Developing a Global Engineer: Study Abroad Experiences of Engineering Majors in One University System

  • Author(s): Seccia, Lesley
  • Advisor(s): Ho, Hsiu-Zu
  • Conley, Sharon
  • et al.
Abstract

ABSTRACT

Extensive literature on study abroad outcomes documents the benefits of study abroad for all undergraduate students, regardless of academic major. However, engineering majors, at 5% of all undergraduate students nationally who study abroad, are substantially less likely to study abroad than their social science peers, at 17.3% participation (IIE, 2016). Yet engineering majors have much to gain from international experiences: engineering is a global profession, and these future engineers will be expected not only to work in diverse teams but also travel and work abroad.

The purpose of this study is: (a) to explore the goals, motivations and challenges or barriers that undergraduate engineering majors face in their decision-making regarding study abroad, particularly in comparison to those motivations and barriers identified in the literature; (b) to identify outcomes of study abroad for this group of students and how they believe study abroad might impact their future; and (c) to explore students’ decision-making regarding engineering study abroad from academic advisors’ perspectives. These advisors not only support undergraduates’ academic needs on campus but also help them plan for study abroad.

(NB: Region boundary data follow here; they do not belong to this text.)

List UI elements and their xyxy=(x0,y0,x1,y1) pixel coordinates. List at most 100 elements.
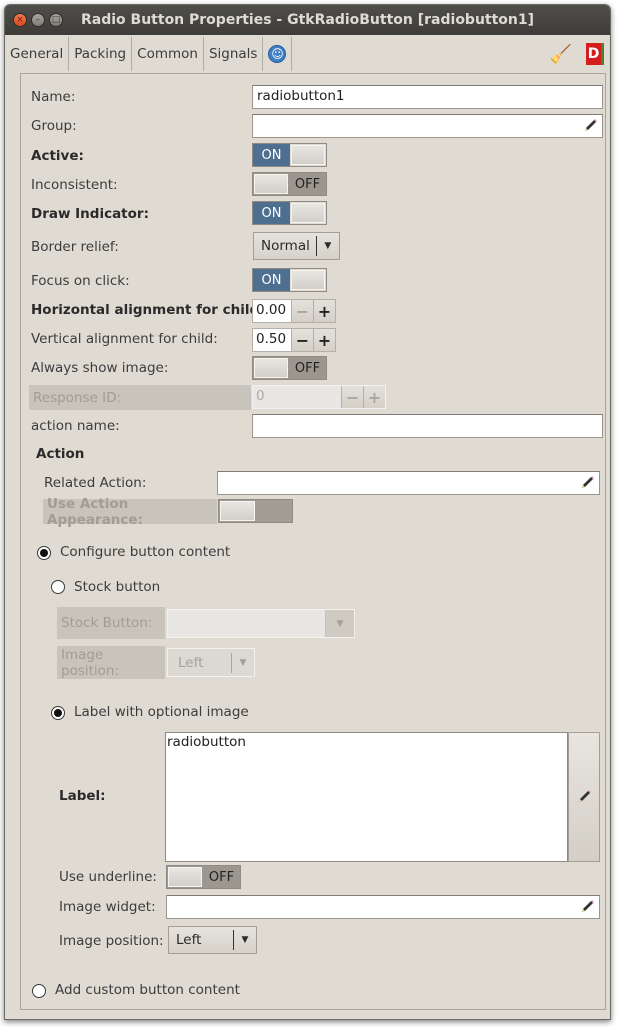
maximize-button[interactable]: □ xyxy=(49,13,63,27)
custom-content-radio[interactable] xyxy=(32,984,46,998)
configure-content-radio[interactable] xyxy=(37,546,51,560)
switch-knob xyxy=(254,358,288,378)
dropdown-arrow-icon: ▼ xyxy=(324,241,332,251)
switch-state: ON xyxy=(253,202,290,224)
image-widget-input[interactable] xyxy=(166,895,600,919)
always-show-image-switch[interactable]: OFF xyxy=(252,356,327,380)
switch-knob xyxy=(254,174,288,194)
label-edit-button[interactable] xyxy=(568,732,600,862)
spin-value[interactable]: 0.00 xyxy=(253,300,291,322)
switch-state: OFF xyxy=(208,869,235,885)
valign-spinner[interactable]: 0.50− + xyxy=(252,328,336,352)
combo-value: Normal xyxy=(261,238,310,254)
draw-indicator-switch[interactable]: ON xyxy=(252,201,327,225)
label-textarea[interactable]: radiobutton xyxy=(165,732,568,862)
configure-content-label: Configure button content xyxy=(60,544,231,560)
image-position-combo[interactable]: Left ▼ xyxy=(168,926,257,954)
switch-knob xyxy=(291,270,325,290)
close-icon: × xyxy=(16,15,24,25)
switch-state: ON xyxy=(253,144,290,166)
stock-image-position-combo: Left ▼ xyxy=(167,648,255,677)
name-input[interactable]: radiobutton1 xyxy=(252,85,603,109)
response-id-spinner: 0− + xyxy=(252,385,386,409)
action-name-label: action name: xyxy=(31,418,120,434)
maximize-icon: □ xyxy=(51,15,61,25)
combo-value: Left xyxy=(176,932,202,948)
use-action-appearance-label: Use Action Appearance: xyxy=(43,496,217,528)
draw-indicator-label: Draw Indicator: xyxy=(31,206,149,222)
tab-general[interactable]: General xyxy=(5,37,70,71)
general-panel: Name: radiobutton1 Group: Active: ON Inc… xyxy=(20,73,606,1010)
related-action-input[interactable] xyxy=(217,471,600,495)
tab-packing[interactable]: Packing xyxy=(69,37,133,71)
stock-button-field-label: Stock Button: xyxy=(57,607,165,639)
image-position-label: Image position: xyxy=(59,933,164,949)
switch-state: OFF xyxy=(294,176,321,192)
use-underline-switch[interactable]: OFF xyxy=(166,865,241,889)
action-heading: Action xyxy=(36,446,85,462)
minimize-button[interactable]: – xyxy=(31,13,45,27)
accessibility-icon: ☺ xyxy=(268,45,287,63)
active-label: Active: xyxy=(31,148,84,164)
active-switch[interactable]: ON xyxy=(252,143,327,167)
dropdown-arrow-icon: ▼ xyxy=(239,657,247,668)
stock-image-position-label: Image position: xyxy=(57,646,165,679)
combo-value: Left xyxy=(178,654,204,671)
focus-on-click-label: Focus on click: xyxy=(31,273,130,289)
label-field-label: Label: xyxy=(59,788,106,804)
decrement-button[interactable]: − xyxy=(291,329,313,351)
pencil-icon[interactable] xyxy=(579,899,595,915)
custom-content-label: Add custom button content xyxy=(55,982,240,998)
tab-common[interactable]: Common xyxy=(132,37,204,71)
pencil-icon[interactable] xyxy=(582,118,598,134)
inconsistent-label: Inconsistent: xyxy=(31,177,118,193)
tab-bar: General Packing Common Signals ☺ 🧹 D xyxy=(5,37,610,71)
decrement-button[interactable]: − xyxy=(291,300,313,322)
switch-state: ON xyxy=(253,269,290,291)
spin-value[interactable]: 0.50 xyxy=(253,329,291,351)
valign-label: Vertical alignment for child: xyxy=(31,331,218,347)
devhelp-book-icon[interactable]: D xyxy=(586,43,604,65)
properties-window: × – □ Radio Button Properties - GtkRadio… xyxy=(4,4,611,1020)
border-relief-label: Border relief: xyxy=(31,239,119,255)
close-button[interactable]: × xyxy=(13,13,27,27)
border-relief-combo[interactable]: Normal ▼ xyxy=(253,232,340,260)
tab-signals[interactable]: Signals xyxy=(204,37,264,71)
clear-broom-icon[interactable]: 🧹 xyxy=(550,44,572,65)
use-underline-label: Use underline: xyxy=(59,869,157,885)
window-title: Radio Button Properties - GtkRadioButton… xyxy=(81,12,535,28)
response-id-label: Response ID: xyxy=(29,385,251,410)
inconsistent-switch[interactable]: OFF xyxy=(252,172,327,196)
halign-label: Horizontal alignment for child: xyxy=(31,302,265,318)
minimize-icon: – xyxy=(35,15,41,25)
title-bar: × – □ Radio Button Properties - GtkRadio… xyxy=(5,5,610,35)
always-show-image-label: Always show image: xyxy=(31,360,169,376)
related-action-label: Related Action: xyxy=(44,475,147,491)
group-input[interactable] xyxy=(252,114,603,138)
decrement-button: − xyxy=(341,386,363,408)
increment-button: + xyxy=(363,386,385,408)
action-name-input[interactable] xyxy=(252,414,603,438)
stock-button-label: Stock button xyxy=(74,579,161,595)
switch-knob xyxy=(168,867,202,887)
label-with-image-label: Label with optional image xyxy=(74,704,249,720)
image-widget-label: Image widget: xyxy=(59,899,156,915)
label-with-image-radio[interactable] xyxy=(51,706,65,720)
focus-on-click-switch[interactable]: ON xyxy=(252,268,327,292)
dropdown-arrow-icon: ▼ xyxy=(325,610,354,637)
tab-accessibility[interactable]: ☺ xyxy=(263,37,293,71)
switch-knob xyxy=(291,145,325,165)
switch-knob xyxy=(220,501,255,521)
halign-spinner[interactable]: 0.00− + xyxy=(252,299,336,323)
switch-knob xyxy=(291,203,325,223)
increment-button[interactable]: + xyxy=(313,329,335,351)
spin-value: 0 xyxy=(253,386,341,408)
use-action-appearance-switch xyxy=(218,499,293,523)
stock-button-combo: ▼ xyxy=(167,609,355,638)
pencil-icon xyxy=(579,790,591,802)
pencil-icon[interactable] xyxy=(579,475,595,491)
increment-button[interactable]: + xyxy=(313,300,335,322)
stock-button-radio[interactable] xyxy=(51,580,65,594)
group-label: Group: xyxy=(31,118,77,134)
switch-state: OFF xyxy=(294,360,321,376)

The theory of reasoned action (Fishbein & Azjen, 1975) and transformational learning theory (Mezirow, 1991) formed the theoretical framework for this study. Combined, these theories form the basis of a conceptual model to explain the decision-making process of studying abroad and how study abroad can be a transformative learning experience for study abroad participants.

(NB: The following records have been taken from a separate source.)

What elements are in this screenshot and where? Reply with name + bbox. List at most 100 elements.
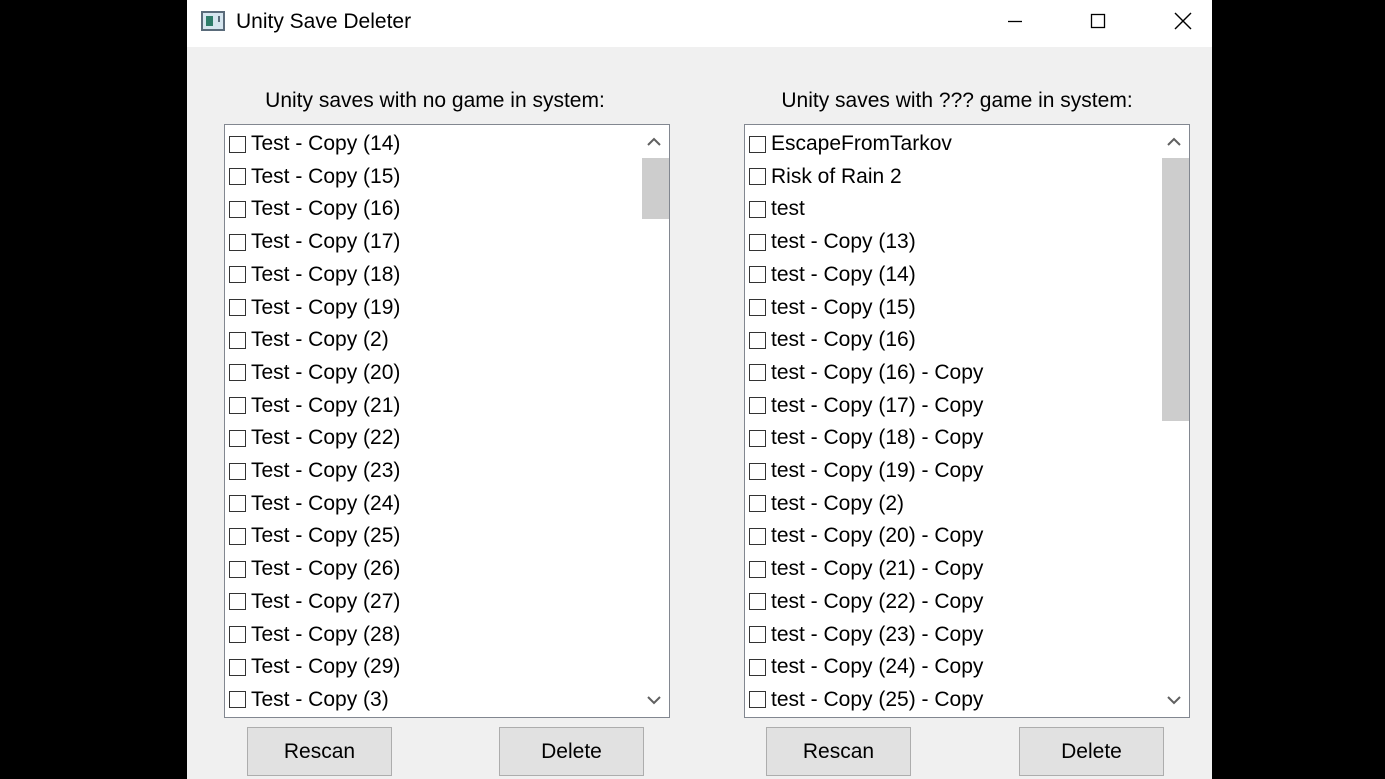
right-scroll-thumb[interactable] — [1162, 158, 1189, 421]
checkbox[interactable] — [229, 200, 246, 218]
checkbox[interactable] — [229, 331, 246, 349]
checkbox[interactable] — [749, 299, 766, 316]
checkbox[interactable] — [229, 658, 246, 676]
left-delete-button[interactable]: Delete — [499, 727, 644, 776]
list-item[interactable]: test - Copy (2) — [749, 489, 904, 519]
checkbox[interactable] — [229, 429, 246, 447]
list-item[interactable]: Test - Copy (24) — [229, 489, 400, 519]
left-rescan-button[interactable]: Rescan — [247, 727, 392, 776]
left-panel-label: Unity saves with no game in system: — [265, 89, 605, 112]
list-item[interactable]: Test - Copy (22) — [229, 423, 400, 453]
list-item[interactable]: Test - Copy (29) — [229, 652, 400, 682]
list-item[interactable]: Test - Copy (17) — [229, 227, 400, 257]
list-item[interactable]: test - Copy (19) - Copy — [749, 456, 983, 486]
list-item[interactable]: test - Copy (18) - Copy — [749, 423, 983, 453]
checkbox[interactable] — [229, 266, 246, 284]
right-scrollbar[interactable] — [1159, 125, 1189, 717]
checkbox[interactable] — [749, 527, 766, 545]
checkbox[interactable] — [749, 691, 766, 709]
checkbox[interactable] — [229, 233, 246, 251]
list-item[interactable]: Test - Copy (26) — [229, 554, 400, 584]
checkbox[interactable] — [229, 364, 246, 382]
checkbox[interactable] — [749, 200, 766, 218]
list-item[interactable]: test — [749, 194, 805, 224]
list-item[interactable]: Test - Copy (15) — [229, 162, 400, 192]
scroll-up-button[interactable] — [1159, 127, 1189, 157]
checkbox[interactable] — [749, 397, 766, 415]
checkbox[interactable] — [749, 658, 766, 676]
list-item[interactable]: Test - Copy (28) — [229, 620, 400, 650]
list-item[interactable]: test - Copy (22) - Copy — [749, 587, 983, 617]
checkbox[interactable] — [229, 462, 246, 480]
scroll-up-button[interactable] — [639, 127, 669, 157]
list-item[interactable]: test - Copy (16) — [749, 325, 916, 355]
list-item-label: Test - Copy (26) — [251, 557, 401, 581]
left-scrollbar[interactable] — [639, 125, 669, 717]
list-item[interactable]: Test - Copy (25) — [229, 521, 400, 551]
list-item[interactable]: Test - Copy (21) — [229, 391, 400, 421]
scroll-down-button[interactable] — [639, 685, 669, 715]
list-item[interactable]: Test - Copy (19) — [229, 293, 400, 323]
list-item[interactable]: test - Copy (16) - Copy — [749, 358, 983, 388]
left-scroll-thumb[interactable] — [642, 158, 669, 219]
list-item[interactable]: Test - Copy (18) — [229, 260, 400, 290]
list-item-label: test - Copy (18) - Copy — [771, 426, 984, 450]
list-item[interactable]: test - Copy (24) - Copy — [749, 652, 983, 682]
list-item[interactable]: Test - Copy (14) — [229, 129, 400, 159]
checkbox[interactable] — [229, 626, 246, 643]
list-item[interactable]: Test - Copy (23) — [229, 456, 400, 486]
list-item[interactable]: test - Copy (14) — [749, 260, 916, 290]
list-item[interactable]: test - Copy (25) - Copy — [749, 685, 983, 715]
window-title: Unity Save Deleter — [236, 10, 412, 33]
list-item[interactable]: Test - Copy (20) — [229, 358, 400, 388]
list-item[interactable]: test - Copy (20) - Copy — [749, 521, 983, 551]
list-item[interactable]: Test - Copy (2) — [229, 325, 389, 355]
left-save-listbox[interactable]: Test - Copy (14) Test - Copy (15) Test - C… — [224, 124, 670, 718]
title-bar[interactable]: Unity Save Deleter — [187, 0, 1212, 47]
right-item-container: EscapeFromTarkov Risk of Rain 2 test test -… — [745, 125, 1157, 717]
close-button[interactable] — [1140, 0, 1212, 42]
checkbox[interactable] — [229, 691, 246, 709]
checkbox[interactable] — [749, 364, 766, 382]
checkbox[interactable] — [749, 168, 766, 186]
checkbox[interactable] — [229, 560, 246, 578]
checkbox[interactable] — [229, 397, 246, 415]
checkbox[interactable] — [749, 560, 766, 578]
checkbox[interactable] — [749, 266, 766, 284]
checkbox[interactable] — [749, 135, 766, 153]
checkbox[interactable] — [749, 626, 766, 643]
checkbox[interactable] — [749, 331, 766, 349]
checkbox[interactable] — [229, 527, 246, 545]
right-rescan-button[interactable]: Rescan — [766, 727, 911, 776]
list-item[interactable]: EscapeFromTarkov — [749, 129, 952, 159]
list-item-label: Risk of Rain 2 — [771, 164, 902, 188]
list-item[interactable]: test - Copy (13) — [749, 227, 916, 257]
list-item[interactable]: Test - Copy (16) — [229, 194, 400, 224]
list-item[interactable]: test - Copy (15) — [749, 293, 916, 323]
checkbox[interactable] — [229, 299, 246, 316]
maximize-button[interactable] — [1055, 0, 1141, 42]
checkbox[interactable] — [229, 495, 246, 513]
checkbox[interactable] — [749, 429, 766, 447]
checkbox[interactable] — [749, 462, 766, 480]
checkbox[interactable] — [749, 495, 766, 513]
scroll-down-button[interactable] — [1159, 685, 1189, 715]
checkbox[interactable] — [229, 168, 246, 186]
list-item[interactable]: Test - Copy (27) — [229, 587, 400, 617]
minimize-button[interactable] — [972, 0, 1058, 42]
list-item[interactable]: test - Copy (17) - Copy — [749, 391, 983, 421]
checkbox[interactable] — [229, 593, 246, 611]
right-delete-button[interactable]: Delete — [1019, 727, 1164, 776]
checkbox[interactable] — [229, 135, 246, 153]
list-item-label: test - Copy (2) — [771, 491, 905, 515]
list-item-label: Test - Copy (3) — [251, 687, 389, 711]
list-item[interactable]: Risk of Rain 2 — [749, 162, 902, 192]
checkbox[interactable] — [749, 233, 766, 251]
checkbox[interactable] — [749, 593, 766, 611]
list-item[interactable]: Test - Copy (3) — [229, 685, 389, 715]
list-item[interactable]: test - Copy (23) - Copy — [749, 620, 983, 650]
list-item[interactable]: test - Copy (21) - Copy — [749, 554, 983, 584]
list-item-label: test - Copy (23) - Copy — [771, 622, 984, 646]
right-save-listbox[interactable]: EscapeFromTarkov Risk of Rain 2 test test -… — [744, 124, 1190, 718]
list-item-label: test - Copy (24) - Copy — [771, 655, 984, 679]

This study employed a mixed methods methodology (Creswell, 2014) to address the research questions. First, a survey was sent to engineering undergraduates who had participated in study abroad at 8 different undergraduate institutions within a university system. Then, based on survey responses, in-depth interviews were conducted with 11 of the survey participants. Concurrently, 7 academic advisors were interviewed in order to shed light on the advising process for engineering majors to study abroad.

Personal and institutional factors were found to be the primary considerations in deciding whether to study abroad. Personal factors included students’ desires for cultural experiences and their internal drive to overcome any obstacles they faced. Institutionally, curriculum restrictions for engineering majors and student fears about delay in graduation challenged study abroad participation. Outcomes included students’ alteration of career plans, increasing their insight into other cultures, and increasing their comfort with working abroad.